Ever since my mother’s death, each time he came to stay with us in Connecticut, he had something with him: in a paper bag, or a shopping bag, or in a little plaid valise. . . It was usually a present for him and my mother from me, or from Claire and me, that now, years later, he was returning, as though what they had been given had only been on loan or left there on storage. “Here are those napkins.” Or, “here are the placemats.” Or, “here are the steak knives. . .”
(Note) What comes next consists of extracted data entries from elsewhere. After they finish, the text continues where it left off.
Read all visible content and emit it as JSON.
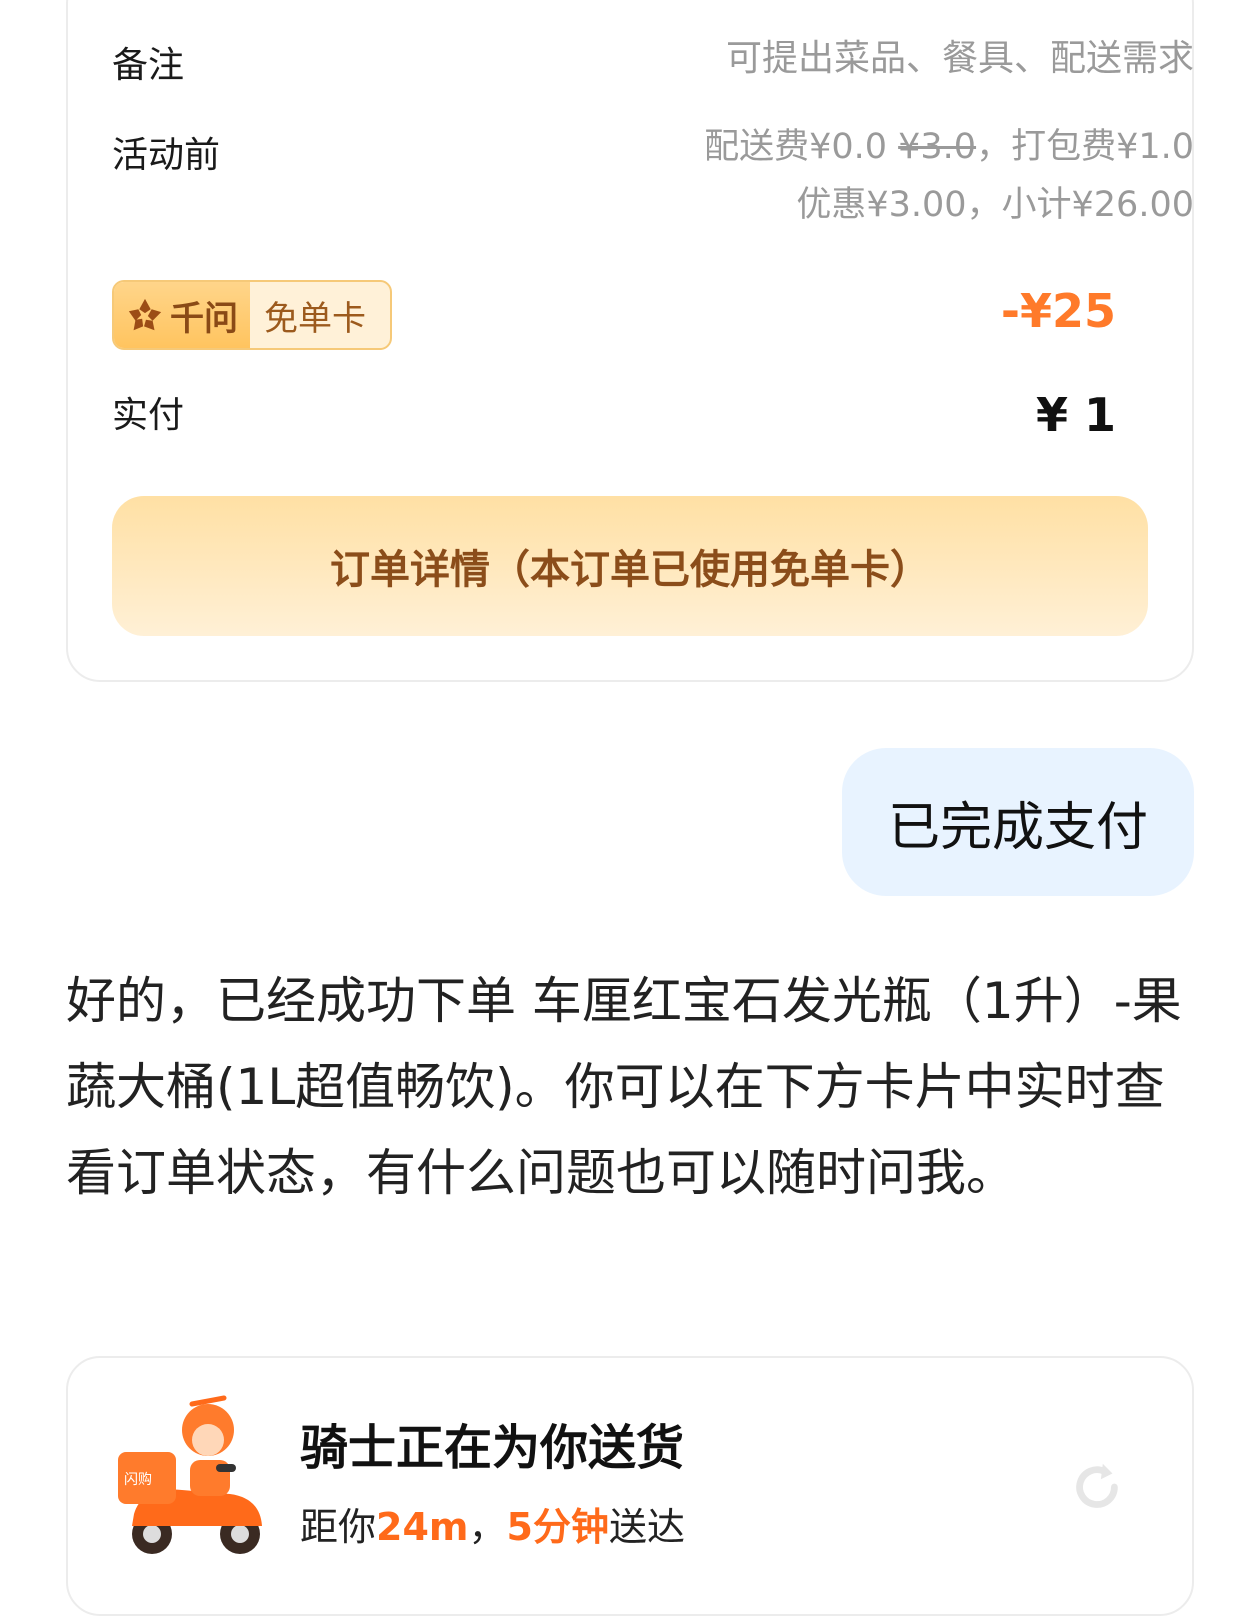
{
  "order_card": {
    "remark_label": "备注",
    "remark_placeholder": "可提出菜品、餐具、配送需求",
    "pre_activity_label": "活动前",
    "fee_prefix": "配送费¥0.0 ",
    "fee_original": "¥3.0",
    "fee_suffix": "，打包费¥1.0",
    "discount_line": "优惠¥3.00，小计¥26.00",
    "badge_brand": "千问",
    "badge_type": "免单卡",
    "badge_discount": "-¥25",
    "paid_label": "实付",
    "paid_amount": "¥ 1",
    "detail_button": "订单详情（本订单已使用免单卡）"
  },
  "user_message": "已完成支付",
  "assistant_reply": "好的，已经成功下单 车厘红宝石发光瓶（1升）-果蔬大桶(1L超值畅饮)。你可以在下方卡片中实时查看订单状态，有什么问题也可以随时问我。",
  "delivery": {
    "title": "骑士正在为你送货",
    "sub_prefix": "距你",
    "distance": "24m",
    "sep": "，",
    "eta": "5分钟",
    "sub_suffix": "送达",
    "scooter_brand": "闪购"
  },
  "colors": {
    "accent_orange": "#ff7a2a",
    "badge_brown": "#8b4d1a",
    "bubble_blue": "#e8f3ff"
  },
  "icons": [
    "qianwen-logo-icon",
    "rider-scooter-icon",
    "refresh-icon"
  ]
}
Item by item, I took it all back like a well-trained refund clerk in a first-rate department store—but wondering if, perhaps, what he was thinking while he wrapped these gifts in old newspaper and stuffed them in cartons of every description, was that this way we wouldn’t have too many of his possessions to bother about after his funeral. He could be a pitiless realist, but I was not his offspring for nothing, and I could be pretty realistic too.

  

On his father’s mordant humor

[The doctor] explained where the tumor was situated and where it was pressing into the brain. He showed us on the back wall of the skull where he could cut through to go in to remove it. “We’ll just lift the brain a little here and take out what’s growing underneath it,” he said.
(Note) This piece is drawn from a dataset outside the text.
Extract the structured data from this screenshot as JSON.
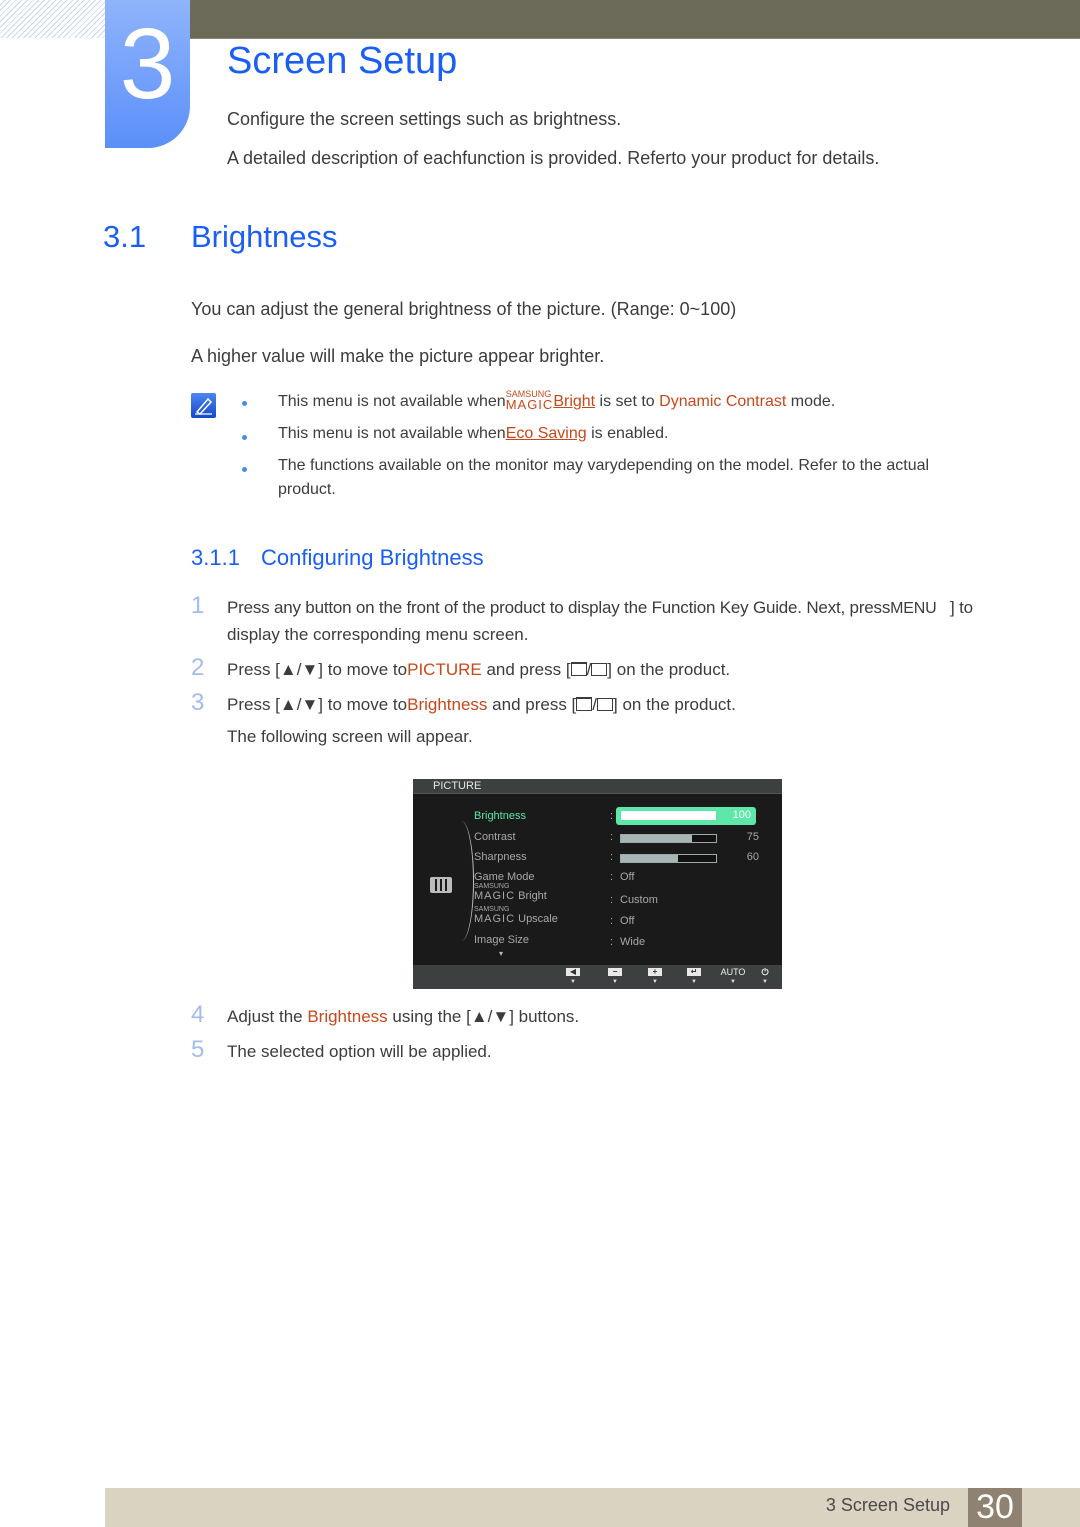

The thought of his lifting my father’s brain staggered me. I hadn’t believed you could do such a thing to a brain without inviting disaster, and for all I knew, you couldn’t.
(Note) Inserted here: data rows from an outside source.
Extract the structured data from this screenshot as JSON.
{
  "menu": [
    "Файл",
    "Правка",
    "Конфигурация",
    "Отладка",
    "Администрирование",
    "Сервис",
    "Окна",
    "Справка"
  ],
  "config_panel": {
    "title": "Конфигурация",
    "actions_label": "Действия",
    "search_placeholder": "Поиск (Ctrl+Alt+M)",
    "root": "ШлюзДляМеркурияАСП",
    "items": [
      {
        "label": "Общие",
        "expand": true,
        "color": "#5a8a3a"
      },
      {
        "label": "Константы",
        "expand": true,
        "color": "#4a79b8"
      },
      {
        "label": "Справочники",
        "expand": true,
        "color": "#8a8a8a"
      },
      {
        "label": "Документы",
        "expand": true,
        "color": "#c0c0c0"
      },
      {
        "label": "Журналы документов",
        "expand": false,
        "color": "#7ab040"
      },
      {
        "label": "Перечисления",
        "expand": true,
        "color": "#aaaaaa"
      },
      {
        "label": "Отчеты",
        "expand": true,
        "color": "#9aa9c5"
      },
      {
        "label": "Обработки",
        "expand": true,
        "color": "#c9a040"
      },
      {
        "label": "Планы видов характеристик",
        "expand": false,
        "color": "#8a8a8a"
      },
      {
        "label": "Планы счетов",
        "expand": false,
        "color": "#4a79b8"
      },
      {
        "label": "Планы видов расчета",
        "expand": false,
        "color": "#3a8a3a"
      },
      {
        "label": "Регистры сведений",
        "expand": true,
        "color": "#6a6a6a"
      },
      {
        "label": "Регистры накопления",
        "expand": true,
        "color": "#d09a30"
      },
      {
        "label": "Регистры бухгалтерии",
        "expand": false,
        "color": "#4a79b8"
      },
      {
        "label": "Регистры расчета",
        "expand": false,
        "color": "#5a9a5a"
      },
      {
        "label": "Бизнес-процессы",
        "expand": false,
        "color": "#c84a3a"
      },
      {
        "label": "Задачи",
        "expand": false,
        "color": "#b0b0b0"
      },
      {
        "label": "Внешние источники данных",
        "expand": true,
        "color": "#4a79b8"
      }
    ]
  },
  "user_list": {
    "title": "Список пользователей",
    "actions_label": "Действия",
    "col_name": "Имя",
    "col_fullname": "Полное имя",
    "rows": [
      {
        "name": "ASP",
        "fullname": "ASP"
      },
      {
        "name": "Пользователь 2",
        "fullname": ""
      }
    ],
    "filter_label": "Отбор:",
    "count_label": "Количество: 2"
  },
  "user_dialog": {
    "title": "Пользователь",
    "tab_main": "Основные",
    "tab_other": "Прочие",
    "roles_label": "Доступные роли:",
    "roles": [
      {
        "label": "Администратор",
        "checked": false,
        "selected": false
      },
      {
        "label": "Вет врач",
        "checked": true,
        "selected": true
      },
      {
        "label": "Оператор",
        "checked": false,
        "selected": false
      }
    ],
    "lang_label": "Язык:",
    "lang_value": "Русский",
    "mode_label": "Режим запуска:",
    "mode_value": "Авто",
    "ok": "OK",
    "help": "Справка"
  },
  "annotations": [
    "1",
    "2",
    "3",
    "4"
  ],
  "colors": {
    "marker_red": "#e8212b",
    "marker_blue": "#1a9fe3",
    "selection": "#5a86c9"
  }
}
“What do you use to go in there,” my father asked. “General Electric or Black & Decker?”

 

On the relative ease of writing Patrimony

Even now, I’m surprised to remember the resemblance there was between the unequivocal way this book was written and the problematic, addled way other books of mine have been. I wrote this book, I’m amazed to say, the way Chekhov is said to have written his stories—the way a bird sings. And yet no experience to which I’d ever looked for inspiration was anything like so dreadful to me as this one.

 

On why he chose to chronicle his father’s death

I was writing not because it was the only effectual thing I could think to do, but because I knew I could do nothing to alter anything. It was out of this powerlessness that I began to write. The writing did not make me less powerless; it made me utterly powerless. More powerless even than I might have felt had I not been saddled with the predilection to seek in words for some hint of the way things really are . . .

This incomprehensible thing that couldn’t possibly be happening, this far-fetched fairytale entitled “Father Dies,” had to be happening if words that were accurate could be found to describe it. Through writing, I imposed upon myself belief.

 

On trying to distinguish what’s permissible to write about

It isn’t that something is too vulgar to write about—it’s that you’re writing about it vulgarly is the problem. Nothing is too vulgar to write about.